Berbagai upaya dilakukan Mardiyah dan suami untuk bisa bangkit dari berbagai kesulitan pascatsunami. Keduanya bekerja apa saja, asalkan bisa menghasilkan uang. Termasuk berjualan sayur. ’’Yang penting halal,’’ tegasnya.

Dia bersyukur sejak enam bulan lalu rumahnya yang rata dengan tanah dibangun kembali oleh Caritas, sebuah LSM dari Swiss. Rumah bertipe 45 dengan dua kamar itu tergolong bagus. Bangunannya tampak kukuh. ’’Kami sangat bersyukur mendapat bantuan rumah itu,’’ ujar ibu tiga anak tersebut.

Di depan rumah barunya, wanita asal Aceh Singkil itu kini membuka toko sembako untuk menambah penghasilan rumah tangga. ’’Lumayan bisa membantu suami. Semua ini untuk masa depan anak-anak,’’ katanya.

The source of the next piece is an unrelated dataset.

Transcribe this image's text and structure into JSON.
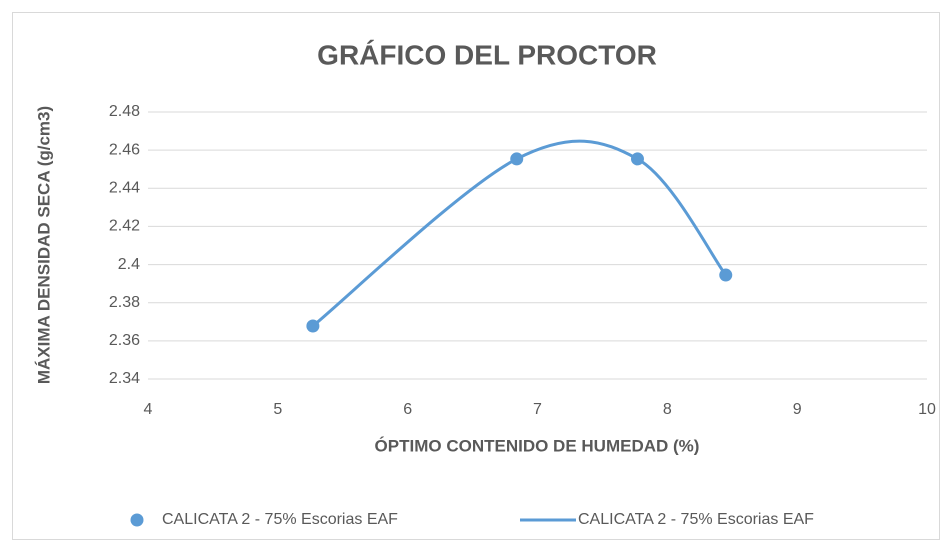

Menurut Mardiyah, ketiga anaknya itulah yang membuat dirinya bisa bertahan. Dia lalu menuturkan pengalaman dramatisnya menyelamatkan mereka saat gelombang tsunami menerjang desanya. Saat itu, si bungsu berusia delapan bulan dan si sulung empat tahun. ’’Bapaknya saat itu berada di laut mencari ikan,’’ jelasnya.

Pagi pada 26 Desember 2004 itu, warga desanya berteriak-teriak karena ada gelombang laut datang. Tanpa banyak bicara, Mardiyah pun menggelandang ketiga anaknya berlari menjauhi pantai. ’’Hanya si bungsu yang saya gendong,’’ ucapnya.

Saat tsunami datang, Mardiyah beruntung sudah berhasil membawa ketiga anaknya memanjat tiang listrik. ’’Beberapa anggota Brimob dan TNI ikut membantu menyelamatkan anak-anak,’’ katanya.
Lebih dari empat jam Mardiyah dan ketiga anaknya bertahan di tiang listrik, sebelum tim penolong datang membantu. Saat itu, banyak orang heran atas tindakan heroik Mardiyah menyelamatkan ketiga putranya. ’’Saya juga heran kok bisa begitu kuat. Pikiran saya saat itu hanya satu. Bagaimana menyelamatkan ketiga anak saya,’’ tegasnya.

Selain rumahnya hancur, anak-anak Mardiyah mengalami guncangan jiwa yang hebat. Saking traumanya, pascatsunami, si bungsu langsung berteriak-teriak saat melihat air ledeng mengalir. ’’Itu berlangsung selama tiga tahun,’’ tuturnya.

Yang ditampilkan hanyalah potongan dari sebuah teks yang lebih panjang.